Credit and interest on money make it possible for an economy to grow above potential during a boom phase. In the boom phase investors add leverage using credit which further intensifies the boom, creating shortages of materials and labour resulting in rising prices. Interest on money entices banks to lend money to leveraged investors during the boom phase. Credit makes it possible to create money out of thin air, which further enables the banks to fuel the boom. When the cycle turns into bust, investors start to deleverage, which further intensifies the bust, creating surpluses of materials and labour resulting in falling prices. What most economists do not see, is that credit and interest on money are the root causes of economic booms and busts.

It is possible to achieve a much greater prosperity, with maximum capital growth without inflation, large debts, economic crises, unproductive government intervention and the unproductive part of the financial sector. Natural selection will ultimately determine the most efficient economic system, despite the political power structures that still exist at this moment. The investigation of alternatives and dissemination of knowledge will accelerate this process, but the ultimate outcome will not change. The most efficient monetary system is based on money with a hoarding fee combined with banning of credit and the charging of interest on money.

The theory is described here:
http://www.naturalmoney.org/short.html
http://www.naturalmoney.org/full-theory.html

This is not a joke because famous economists and scientists did see this too:
http://www.naturalmoney.org/gift.html

Also there is a conversion plan to the new system and a plan to build a sustainable future using this system:
http://www.naturalmoney.org/conversionplan.html
http://www.naturalmoney.org/buildfuture.html

I hope you like it. You do not have to agree with all of it to find it interesting.

Wednesday, May 20, 2009 9:46:52 PM
Wonderful article and excellent read. One thing missing is the generational shifts occurring in our country that are similar to Japan. The next 20 years will be flat to negative as we shift from spenders to savers.  The Census shows that the next decade of spenders will be dropping in half!
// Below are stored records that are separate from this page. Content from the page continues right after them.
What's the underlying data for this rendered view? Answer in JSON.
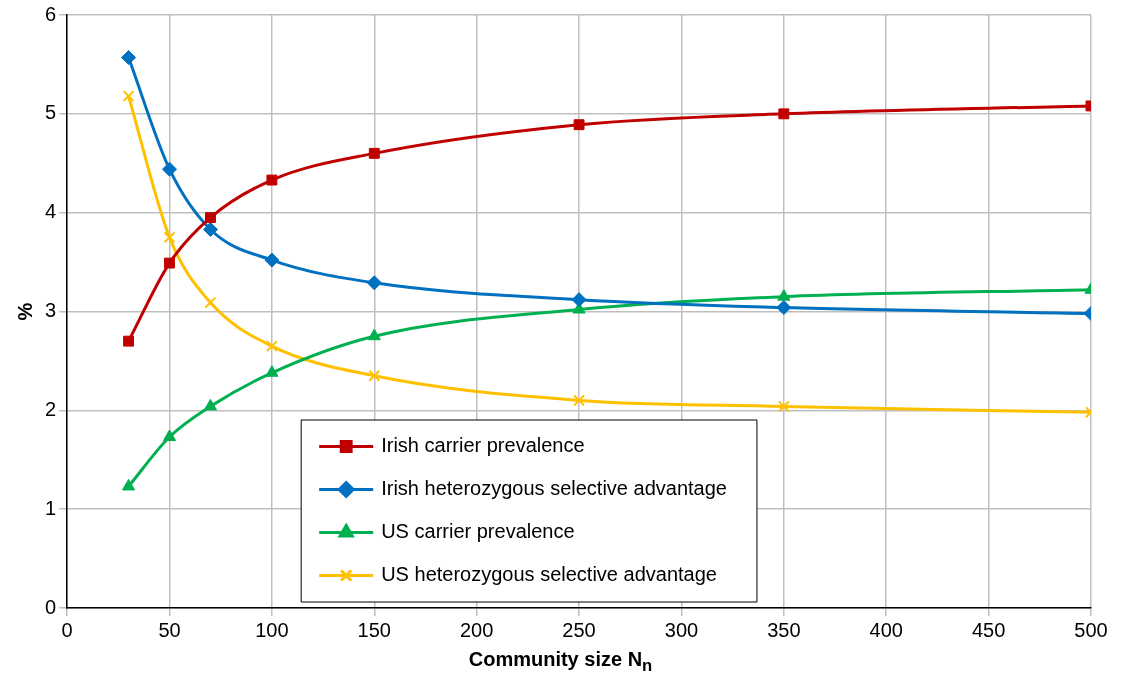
{
  "chart_data": {
    "type": "line",
    "xlabel": "Community size N$_{n}$",
    "ylabel": "%",
    "x": [
      30,
      50,
      70,
      100,
      150,
      250,
      350,
      500
    ],
    "xlim": [
      0,
      500
    ],
    "xticks": [
      0,
      50,
      100,
      150,
      200,
      250,
      300,
      350,
      400,
      450,
      500
    ],
    "ylim": [
      0,
      6
    ],
    "yticks": [
      0,
      1,
      2,
      3,
      4,
      5,
      6
    ],
    "grid": true,
    "legend": "bottom",
    "series": [
      {
        "name": "Irish carrier prevalence",
        "color": "#c00000",
        "marker": "square",
        "values": [
          2.7,
          3.49,
          3.95,
          4.33,
          4.6,
          4.89,
          5.0,
          5.08
        ]
      },
      {
        "name": "Irish heterozygous selective advantage",
        "color": "#0070c0",
        "marker": "diamond",
        "values": [
          5.57,
          4.44,
          3.83,
          3.52,
          3.29,
          3.12,
          3.04,
          2.98
        ]
      },
      {
        "name": "US carrier prevalence",
        "color": "#00b050",
        "marker": "triangle",
        "values": [
          1.23,
          1.73,
          2.04,
          2.38,
          2.75,
          3.02,
          3.15,
          3.22
        ]
      },
      {
        "name": "US heterozygous selective advantage",
        "color": "#ffc000",
        "marker": "cross",
        "values": [
          5.18,
          3.75,
          3.09,
          2.65,
          2.35,
          2.1,
          2.04,
          1.98
        ]
      }
    ]
  }
}
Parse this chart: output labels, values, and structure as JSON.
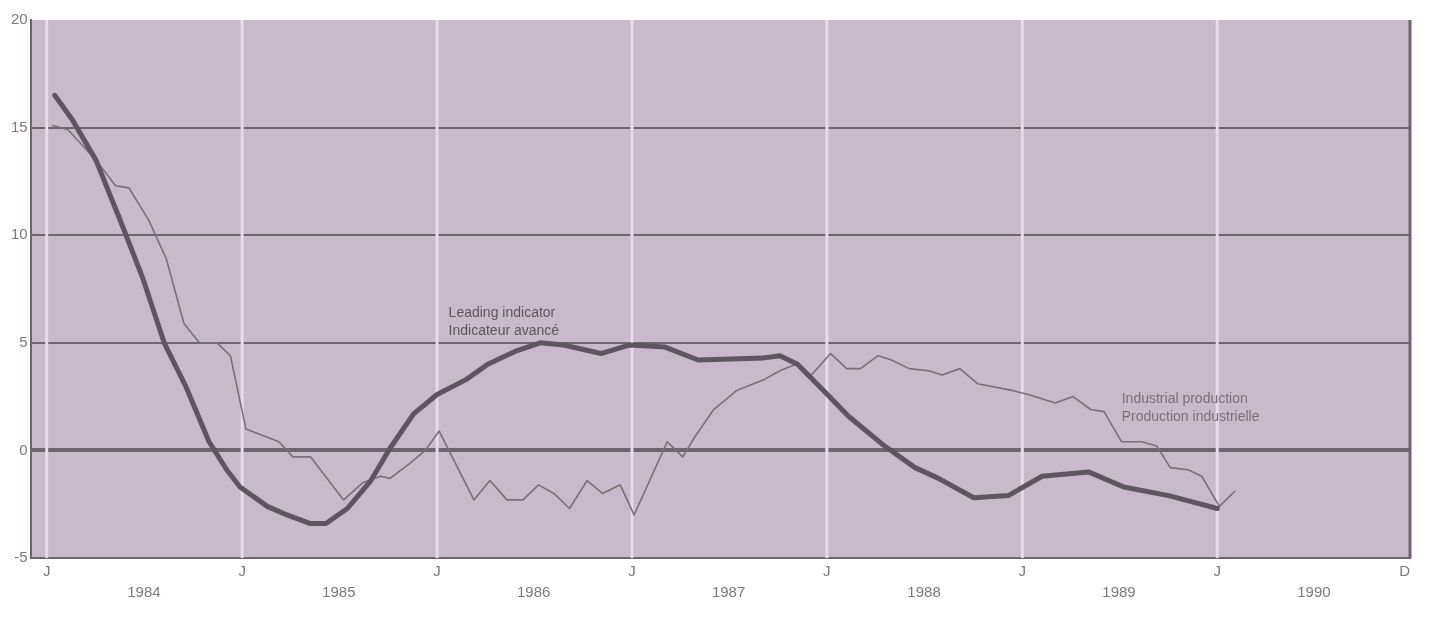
{
  "chart_data": {
    "type": "line",
    "xlim": [
      "1983-12-02",
      "1990-12-28"
    ],
    "ylim": [
      -5,
      20
    ],
    "xticks": [
      {
        "value": "1984-07-01",
        "label": "1984"
      },
      {
        "value": "1985-07-01",
        "label": "1985"
      },
      {
        "value": "1986-07-01",
        "label": "1986"
      },
      {
        "value": "1987-07-01",
        "label": "1987"
      },
      {
        "value": "1988-07-01",
        "label": "1988"
      },
      {
        "value": "1989-07-01",
        "label": "1989"
      },
      {
        "value": "1990-07-01",
        "label": "1990"
      }
    ],
    "ref_lines": [
      {
        "axis": "x",
        "value": "1984-01-01",
        "label": "J",
        "color": "#e4dce6"
      },
      {
        "axis": "x",
        "value": "1985-01-01",
        "label": "J",
        "color": "#e4dce6"
      },
      {
        "axis": "x",
        "value": "1986-01-01",
        "label": "J",
        "color": "#e4dce6"
      },
      {
        "axis": "x",
        "value": "1987-01-01",
        "label": "J",
        "color": "#e4dce6"
      },
      {
        "axis": "x",
        "value": "1988-01-01",
        "label": "J",
        "color": "#e4dce6"
      },
      {
        "axis": "x",
        "value": "1989-01-01",
        "label": "J",
        "color": "#e4dce6"
      },
      {
        "axis": "x",
        "value": "1990-01-01",
        "label": "J",
        "color": "#e4dce6"
      },
      {
        "axis": "x",
        "value": "1990-12-28",
        "label": "D",
        "color": "#6e6470"
      }
    ],
    "yticks": [
      -5,
      0,
      5,
      10,
      15,
      20
    ],
    "grid": "y",
    "legend": false,
    "marker": "none",
    "line_style": "solid",
    "series": [
      {
        "name": "Leading indicator\nIndicateur avancé",
        "color": "#5e5560",
        "x": [
          "1984-01-16",
          "1984-02-17",
          "1984-04-02",
          "1984-05-16",
          "1984-06-29",
          "1984-08-08",
          "1984-09-17",
          "1984-10-31",
          "1984-12-03",
          "1984-12-28",
          "1985-02-17",
          "1985-03-26",
          "1985-05-09",
          "1985-06-07",
          "1985-07-17",
          "1985-08-30",
          "1985-10-05",
          "1985-11-18",
          "1986-01-01",
          "1986-02-25",
          "1986-04-06",
          "1986-05-27",
          "1986-07-13",
          "1986-08-26",
          "1986-11-04",
          "1986-12-28",
          "1987-03-04",
          "1987-05-05",
          "1987-09-06",
          "1987-10-05",
          "1987-11-07",
          "1987-12-21",
          "1988-02-10",
          "1988-04-13",
          "1988-06-14",
          "1988-07-28",
          "1988-10-02",
          "1988-12-06",
          "1989-02-07",
          "1989-05-05",
          "1989-07-10",
          "1989-10-02",
          "1990-01-01"
        ],
        "values": [
          16.5,
          15.4,
          13.5,
          10.8,
          8.0,
          5.0,
          3.0,
          0.4,
          -0.9,
          -1.7,
          -2.6,
          -3.0,
          -3.4,
          -3.4,
          -2.7,
          -1.4,
          0.1,
          1.7,
          2.6,
          3.3,
          4.0,
          4.6,
          5.0,
          4.9,
          4.5,
          4.9,
          4.8,
          4.2,
          4.3,
          4.4,
          4.0,
          2.9,
          1.6,
          0.3,
          -0.8,
          -1.3,
          -2.2,
          -2.1,
          -1.2,
          -1.0,
          -1.7,
          -2.1,
          -2.7
        ]
      },
      {
        "name": "Industrial production\nProduction industrielle",
        "color": "#7a6f78",
        "x": [
          "1984-01-12",
          "1984-02-10",
          "1984-04-02",
          "1984-05-09",
          "1984-06-03",
          "1984-07-10",
          "1984-08-12",
          "1984-09-14",
          "1984-10-13",
          "1984-11-15",
          "1984-12-10",
          "1985-01-08",
          "1985-03-11",
          "1985-04-06",
          "1985-05-09",
          "1985-07-10",
          "1985-08-15",
          "1985-09-17",
          "1985-10-05",
          "1985-11-11",
          "1985-12-10",
          "1986-01-05",
          "1986-03-11",
          "1986-04-10",
          "1986-05-12",
          "1986-06-11",
          "1986-07-10",
          "1986-08-08",
          "1986-09-06",
          "1986-10-09",
          "1986-11-07",
          "1986-12-10",
          "1987-01-05",
          "1987-03-08",
          "1987-04-06",
          "1987-04-28",
          "1987-06-03",
          "1987-07-17",
          "1987-09-06",
          "1987-10-05",
          "1987-11-04",
          "1987-12-03",
          "1988-01-08",
          "1988-02-07",
          "1988-03-04",
          "1988-04-06",
          "1988-05-01",
          "1988-06-03",
          "1988-07-10",
          "1988-08-04",
          "1988-09-06",
          "1988-10-09",
          "1988-12-10",
          "1989-01-12",
          "1989-03-04",
          "1989-04-06",
          "1989-05-09",
          "1989-06-03",
          "1989-07-06",
          "1989-08-12",
          "1989-09-10",
          "1989-10-05",
          "1989-11-07",
          "1989-12-03",
          "1990-01-05",
          "1990-02-03"
        ],
        "values": [
          15.1,
          14.9,
          13.5,
          12.3,
          12.2,
          10.7,
          8.9,
          5.9,
          5.0,
          5.0,
          4.4,
          1.0,
          0.4,
          -0.3,
          -0.3,
          -2.3,
          -1.5,
          -1.2,
          -1.3,
          -0.6,
          0.0,
          0.9,
          -2.3,
          -1.4,
          -2.3,
          -2.3,
          -1.6,
          -2.0,
          -2.7,
          -1.4,
          -2.0,
          -1.6,
          -3.0,
          0.4,
          -0.3,
          0.6,
          1.9,
          2.8,
          3.3,
          3.7,
          4.0,
          3.5,
          4.5,
          3.8,
          3.8,
          4.4,
          4.2,
          3.8,
          3.7,
          3.5,
          3.8,
          3.1,
          2.8,
          2.6,
          2.2,
          2.5,
          1.9,
          1.8,
          0.4,
          0.4,
          0.2,
          -0.8,
          -0.9,
          -1.2,
          -2.6,
          -1.9
        ]
      }
    ]
  }
}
This demographic portends that we will have a very poor future with deflation/inflation depending on the shift and the asset; clearly housing will stay down and never bounce back as the boomers downsize out of Mcmansions. Be careful and NEVER invest more than 10% in any one investment!

Good Luck All.

Friday, May 22, 2009 12:31:53 AM
dear 401k: what about reaganomics & W's economic "policies" and their contribution to this mess? also, the senate is part of congress. your statement, "congress and senate", is redundant.